Nombreuses sont les questions qui nous parviennent :
Pourquoi privilégier la lettre de la loi à l'esprit ?
Où est le message d'amour du Christ ?
Qu'aurait-il fait, Lui, en pareil cas ? Aurait-il condamné ?
Qui sommes-nous pour condamner sans jugement et sans nuance ?
Pourquoi cette publicité ?
Pourquoi cette absence de compassion, de recul, de réflexion ?
Pourquoi était-ce si urgent de statuer ?
Je ne prétends pas répondre à toutes ces questions. En revanche, puisque les intervenants
ont jugé bon de justifier l'excommunication en se plaçant sur le terrain du droit canonique, je
me situerai donc moi également sur ce terrain en allant jusqu'au terme de l'ensemble des
articles concernant les excommunications.

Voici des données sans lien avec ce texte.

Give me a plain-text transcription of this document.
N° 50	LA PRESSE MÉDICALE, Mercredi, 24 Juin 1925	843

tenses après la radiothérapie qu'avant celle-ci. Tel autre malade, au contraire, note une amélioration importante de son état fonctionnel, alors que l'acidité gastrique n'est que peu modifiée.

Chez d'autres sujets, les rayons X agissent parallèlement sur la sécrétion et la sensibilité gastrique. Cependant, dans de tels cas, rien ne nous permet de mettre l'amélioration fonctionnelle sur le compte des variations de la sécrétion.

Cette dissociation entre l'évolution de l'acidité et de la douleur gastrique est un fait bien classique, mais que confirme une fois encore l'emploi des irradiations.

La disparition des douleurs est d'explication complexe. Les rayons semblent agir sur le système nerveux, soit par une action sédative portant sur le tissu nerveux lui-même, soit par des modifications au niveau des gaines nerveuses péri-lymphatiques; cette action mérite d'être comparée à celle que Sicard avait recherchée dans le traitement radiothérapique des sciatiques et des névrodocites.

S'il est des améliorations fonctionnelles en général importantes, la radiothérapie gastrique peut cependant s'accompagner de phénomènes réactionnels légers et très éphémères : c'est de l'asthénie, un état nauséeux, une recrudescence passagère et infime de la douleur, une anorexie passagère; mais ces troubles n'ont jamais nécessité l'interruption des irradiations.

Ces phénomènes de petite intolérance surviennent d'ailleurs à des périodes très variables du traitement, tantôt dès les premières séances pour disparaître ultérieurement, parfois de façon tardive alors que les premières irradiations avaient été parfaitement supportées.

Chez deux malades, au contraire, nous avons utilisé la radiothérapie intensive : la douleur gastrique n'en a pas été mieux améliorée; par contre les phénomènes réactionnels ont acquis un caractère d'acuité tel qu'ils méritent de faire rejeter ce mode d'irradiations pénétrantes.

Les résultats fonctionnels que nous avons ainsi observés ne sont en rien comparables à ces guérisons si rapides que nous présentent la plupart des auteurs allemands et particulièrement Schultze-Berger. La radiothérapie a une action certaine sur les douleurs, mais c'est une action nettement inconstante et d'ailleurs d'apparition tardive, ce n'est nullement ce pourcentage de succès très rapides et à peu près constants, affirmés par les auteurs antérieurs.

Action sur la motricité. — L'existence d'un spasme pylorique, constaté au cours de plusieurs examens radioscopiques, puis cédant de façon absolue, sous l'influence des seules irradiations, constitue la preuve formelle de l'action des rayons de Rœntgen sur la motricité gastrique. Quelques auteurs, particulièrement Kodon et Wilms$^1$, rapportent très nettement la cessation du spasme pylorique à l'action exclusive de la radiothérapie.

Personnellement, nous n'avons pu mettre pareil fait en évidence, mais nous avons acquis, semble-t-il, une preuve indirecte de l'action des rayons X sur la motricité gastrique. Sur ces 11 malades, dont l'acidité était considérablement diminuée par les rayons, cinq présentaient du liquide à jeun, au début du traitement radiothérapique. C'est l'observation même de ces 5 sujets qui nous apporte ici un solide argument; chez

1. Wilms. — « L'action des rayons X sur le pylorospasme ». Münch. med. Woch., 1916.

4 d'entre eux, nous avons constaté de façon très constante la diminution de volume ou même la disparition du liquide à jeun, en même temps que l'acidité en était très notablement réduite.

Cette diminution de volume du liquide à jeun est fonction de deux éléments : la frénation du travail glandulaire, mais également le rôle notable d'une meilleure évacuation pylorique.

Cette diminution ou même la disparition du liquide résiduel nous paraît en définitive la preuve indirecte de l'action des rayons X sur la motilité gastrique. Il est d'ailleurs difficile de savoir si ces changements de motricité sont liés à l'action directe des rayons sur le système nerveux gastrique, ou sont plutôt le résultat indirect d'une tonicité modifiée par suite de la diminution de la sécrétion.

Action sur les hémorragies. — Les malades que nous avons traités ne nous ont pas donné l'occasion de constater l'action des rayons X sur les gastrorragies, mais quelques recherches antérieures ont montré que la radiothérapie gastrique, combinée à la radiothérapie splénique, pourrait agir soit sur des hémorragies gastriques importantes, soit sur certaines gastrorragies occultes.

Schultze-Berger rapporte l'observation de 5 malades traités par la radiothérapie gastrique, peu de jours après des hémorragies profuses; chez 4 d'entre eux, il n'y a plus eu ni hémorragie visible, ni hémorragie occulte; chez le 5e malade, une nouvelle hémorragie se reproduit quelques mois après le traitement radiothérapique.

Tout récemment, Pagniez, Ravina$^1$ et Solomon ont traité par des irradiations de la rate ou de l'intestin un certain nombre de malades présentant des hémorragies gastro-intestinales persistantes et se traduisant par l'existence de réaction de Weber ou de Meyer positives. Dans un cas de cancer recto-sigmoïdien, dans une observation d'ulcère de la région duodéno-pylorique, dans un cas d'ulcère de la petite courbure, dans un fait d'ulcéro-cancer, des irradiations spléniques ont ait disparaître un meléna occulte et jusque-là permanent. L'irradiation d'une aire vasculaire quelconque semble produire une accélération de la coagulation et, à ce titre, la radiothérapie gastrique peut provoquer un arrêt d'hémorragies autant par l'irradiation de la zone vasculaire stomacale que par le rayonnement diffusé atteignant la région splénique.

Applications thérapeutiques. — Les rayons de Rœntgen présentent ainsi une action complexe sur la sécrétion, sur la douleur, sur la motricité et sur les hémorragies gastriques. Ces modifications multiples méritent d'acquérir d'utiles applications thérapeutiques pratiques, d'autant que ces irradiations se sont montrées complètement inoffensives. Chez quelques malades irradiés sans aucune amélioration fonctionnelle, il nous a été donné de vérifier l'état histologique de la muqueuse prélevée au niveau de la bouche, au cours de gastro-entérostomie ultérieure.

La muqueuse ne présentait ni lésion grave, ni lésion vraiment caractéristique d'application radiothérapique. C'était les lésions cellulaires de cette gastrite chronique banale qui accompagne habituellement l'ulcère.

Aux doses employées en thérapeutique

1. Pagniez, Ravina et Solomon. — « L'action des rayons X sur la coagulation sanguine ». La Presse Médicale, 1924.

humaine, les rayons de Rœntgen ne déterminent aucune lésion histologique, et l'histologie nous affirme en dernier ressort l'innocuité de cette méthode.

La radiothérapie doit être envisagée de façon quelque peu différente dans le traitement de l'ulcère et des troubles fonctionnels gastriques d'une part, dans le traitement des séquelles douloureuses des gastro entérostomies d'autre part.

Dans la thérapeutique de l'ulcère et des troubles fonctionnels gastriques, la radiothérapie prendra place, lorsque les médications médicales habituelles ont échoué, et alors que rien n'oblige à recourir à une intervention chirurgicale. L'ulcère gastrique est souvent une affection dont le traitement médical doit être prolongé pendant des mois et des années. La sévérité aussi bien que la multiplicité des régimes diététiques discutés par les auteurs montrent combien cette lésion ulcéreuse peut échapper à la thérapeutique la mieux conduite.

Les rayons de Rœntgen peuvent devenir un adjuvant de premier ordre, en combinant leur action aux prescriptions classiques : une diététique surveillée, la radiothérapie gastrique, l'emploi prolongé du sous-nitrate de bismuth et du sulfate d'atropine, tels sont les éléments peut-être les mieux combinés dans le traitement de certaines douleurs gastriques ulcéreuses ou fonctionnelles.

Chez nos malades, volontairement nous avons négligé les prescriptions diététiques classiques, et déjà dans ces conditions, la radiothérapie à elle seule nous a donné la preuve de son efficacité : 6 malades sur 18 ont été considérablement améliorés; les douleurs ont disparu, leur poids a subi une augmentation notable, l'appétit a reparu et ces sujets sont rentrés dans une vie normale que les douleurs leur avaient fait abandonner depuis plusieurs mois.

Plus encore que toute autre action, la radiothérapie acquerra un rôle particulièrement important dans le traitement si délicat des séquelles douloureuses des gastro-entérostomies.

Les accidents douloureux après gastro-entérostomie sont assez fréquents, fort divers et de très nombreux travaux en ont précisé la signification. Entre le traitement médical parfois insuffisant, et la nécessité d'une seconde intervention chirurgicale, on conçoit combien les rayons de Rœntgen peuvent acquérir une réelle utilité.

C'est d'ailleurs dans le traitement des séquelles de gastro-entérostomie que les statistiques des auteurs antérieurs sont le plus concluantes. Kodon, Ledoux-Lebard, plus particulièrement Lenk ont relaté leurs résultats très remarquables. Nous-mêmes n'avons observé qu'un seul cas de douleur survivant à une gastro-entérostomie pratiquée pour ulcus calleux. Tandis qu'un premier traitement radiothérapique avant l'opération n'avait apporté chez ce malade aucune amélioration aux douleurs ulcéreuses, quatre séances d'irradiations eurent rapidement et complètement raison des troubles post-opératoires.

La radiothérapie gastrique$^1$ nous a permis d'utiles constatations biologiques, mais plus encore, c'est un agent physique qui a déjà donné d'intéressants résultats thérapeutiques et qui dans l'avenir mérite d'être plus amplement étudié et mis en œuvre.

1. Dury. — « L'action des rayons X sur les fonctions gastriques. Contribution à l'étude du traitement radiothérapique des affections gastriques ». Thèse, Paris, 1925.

Les faits ? Une fillette de neuf ans, abusée par son beau-père depuis l'âge de six ans, se
trouve enceinte de jumeaux. La grossesse de la fillette est découverte à l'hôpital où sa mère
l'a conduite suite à des douleurs au ventre. L'équipe médicale décide de la faire avorter, une
grossesse à son âge comportant de trop gros risques pour être menée à son terme et
mettant sa vie en danger. La loi brésilienne interdit l'interruption volontaire de grossesse,
sauf en cas de viol ou de danger pour la vie de la mère. Le 5 mars, l'archevêque de Recife
confirme l'excommunication « latae sententiae » (c'est-à-dire « automatique ») de la mère
de la fillette ainsi que de l'équipe médicale.

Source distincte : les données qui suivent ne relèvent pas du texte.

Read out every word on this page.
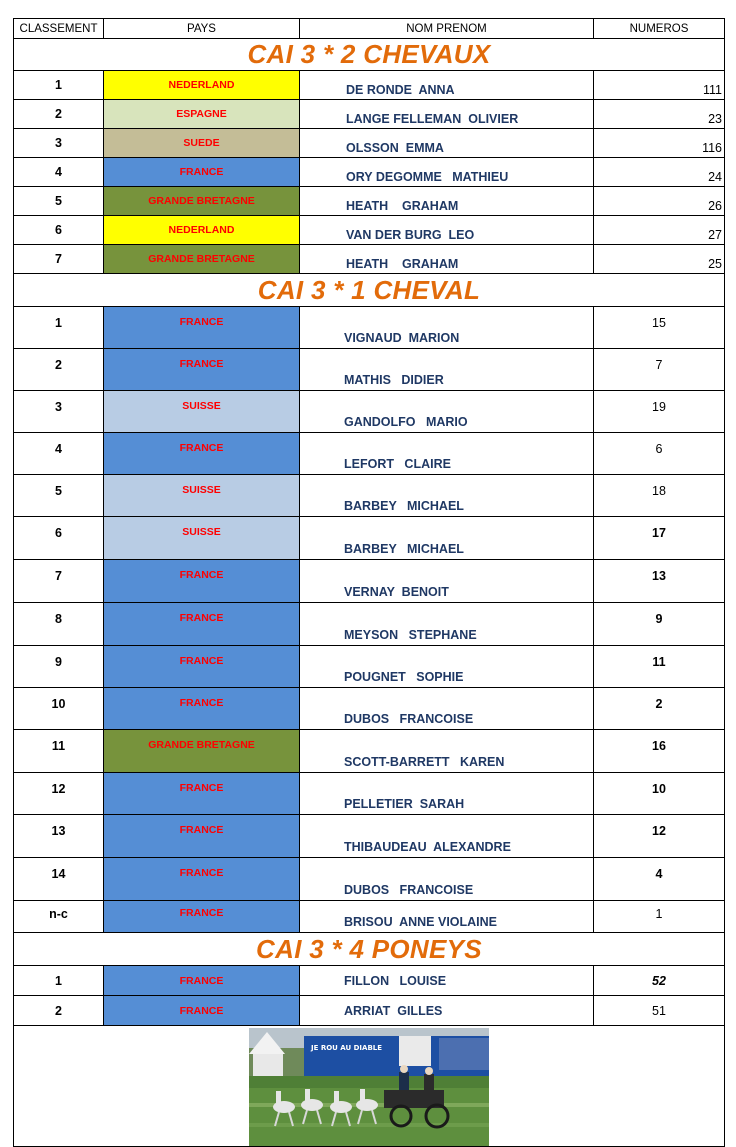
CLASSEMENT	PAYS	NOM PRENOM	NUMEROS
CAI 3 * 2 CHEVAUX			
1	NEDERLAND	DE RONDE  ANNA	111
2	ESPAGNE	LANGE FELLEMAN  OLIVIER	23
3	SUEDE	OLSSON  EMMA	116
4	FRANCE	ORY DEGOMME   MATHIEU	24
5	GRANDE BRETAGNE	HEATH    GRAHAM	26
6	NEDERLAND	VAN DER BURG  LEO	27
7	GRANDE BRETAGNE	HEATH    GRAHAM	25
CAI 3 * 1 CHEVAL			
1	FRANCE	VIGNAUD  MARION	15
2	FRANCE	MATHIS   DIDIER	7
3	SUISSE	GANDOLFO   MARIO	19
4	FRANCE	LEFORT   CLAIRE	6
5	SUISSE	BARBEY   MICHAEL	18
6	SUISSE	BARBEY   MICHAEL	17
7	FRANCE	VERNAY  BENOIT	13
8	FRANCE	MEYSON   STEPHANE	9
9	FRANCE	POUGNET   SOPHIE	11
10	FRANCE	DUBOS   FRANCOISE	2
11	GRANDE BRETAGNE	SCOTT-BARRETT   KAREN	16
12	FRANCE	PELLETIER  SARAH	10
13	FRANCE	THIBAUDEAU  ALEXANDRE	12
14	FRANCE	DUBOS   FRANCOISE	4
n-c	FRANCE	BRISOU  ANNE VIOLAINE	1
CAI 3 * 4 PONEYS			
1	FRANCE	FILLON   LOUISE	52
2	FRANCE	ARRIAT  GILLES	51

JE ROU AU DIABLE			
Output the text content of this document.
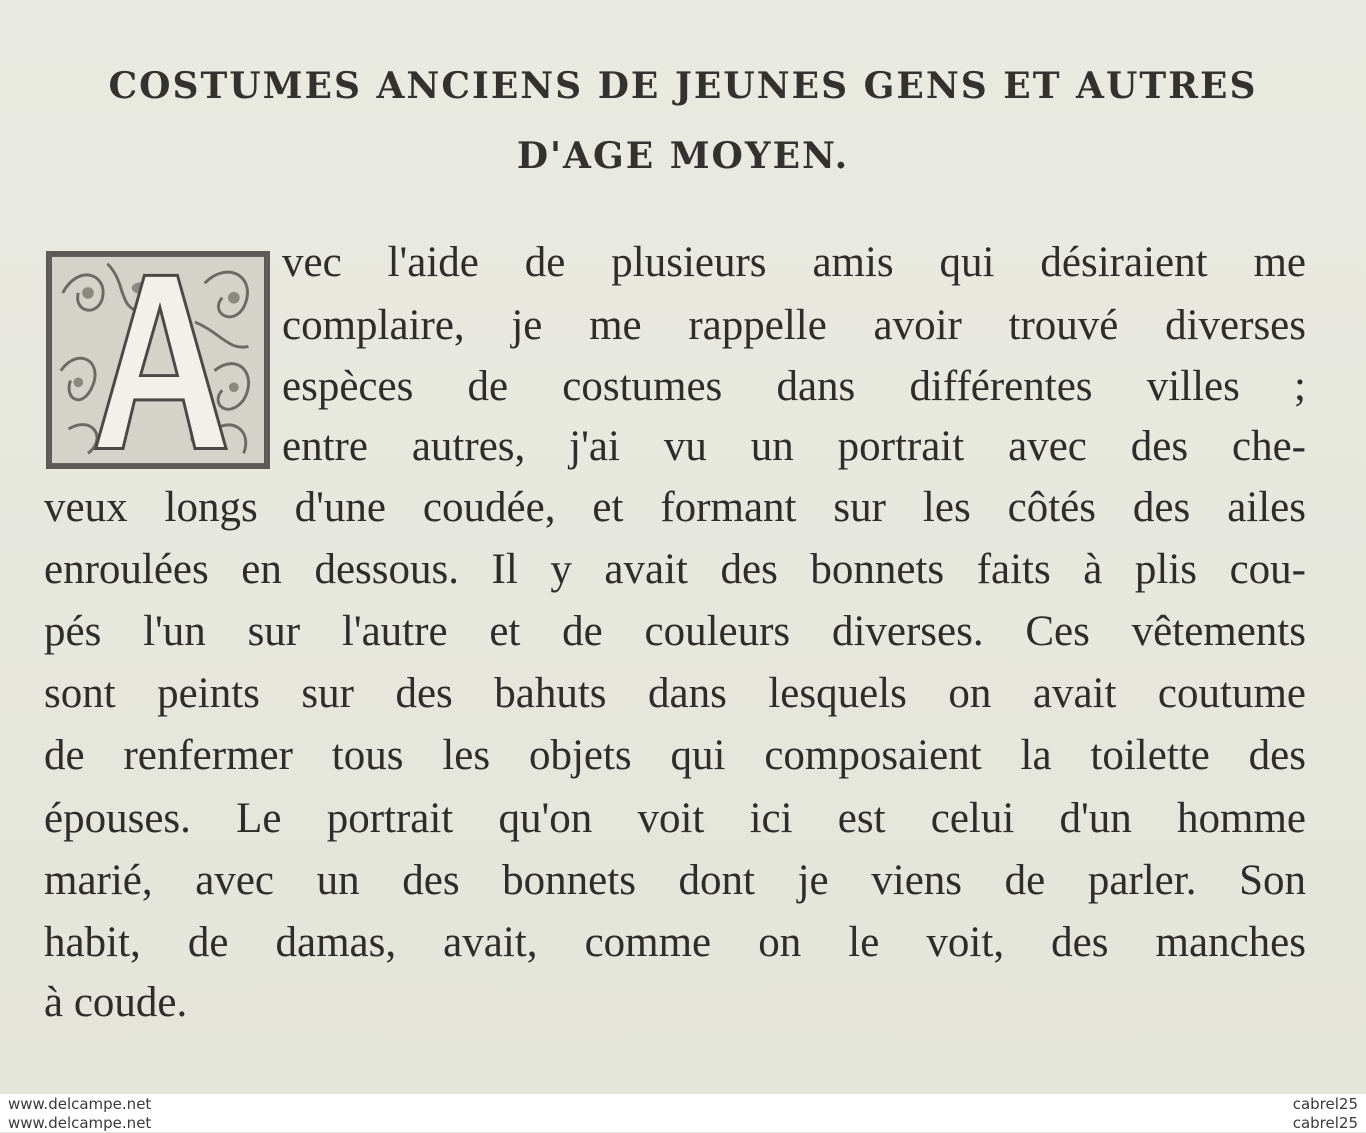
COSTUMES ANCIENS DE JEUNES GENS ET AUTRES
D'AGE MOYEN.
vec l'aide de plusieurs amis qui désiraient me
complaire, je me rappelle avoir trouvé diverses
espèces de costumes dans différentes villes ;
entre autres, j'ai vu un portrait avec des che-
veux longs d'une coudée, et formant sur les côtés des ailes
enroulées en dessous. Il y avait des bonnets faits à plis cou-
pés l'un sur l'autre et de couleurs diverses. Ces vêtements
sont peints sur des bahuts dans lesquels on avait coutume
de renfermer tous les objets qui composaient la toilette des
épouses. Le portrait qu'on voit ici est celui d'un homme
marié, avec un des bonnets dont je viens de parler. Son
habit, de damas, avait, comme on le voit, des manches
à coude.
www.delcampe.net
www.delcampe.net
cabrel25
cabrel25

Que dit le droit canonique, le Code de l'Eglise ? Pour certains faits qui ne sont pas
toujours publics, le Code de droit canonique a prévu une excommunication automatique.
L'avortement entre dans ce cadre : « Qui procure un avortement, si l'effet s'ensuit, encourt
l'excommunication latae sententiae » (article 1398).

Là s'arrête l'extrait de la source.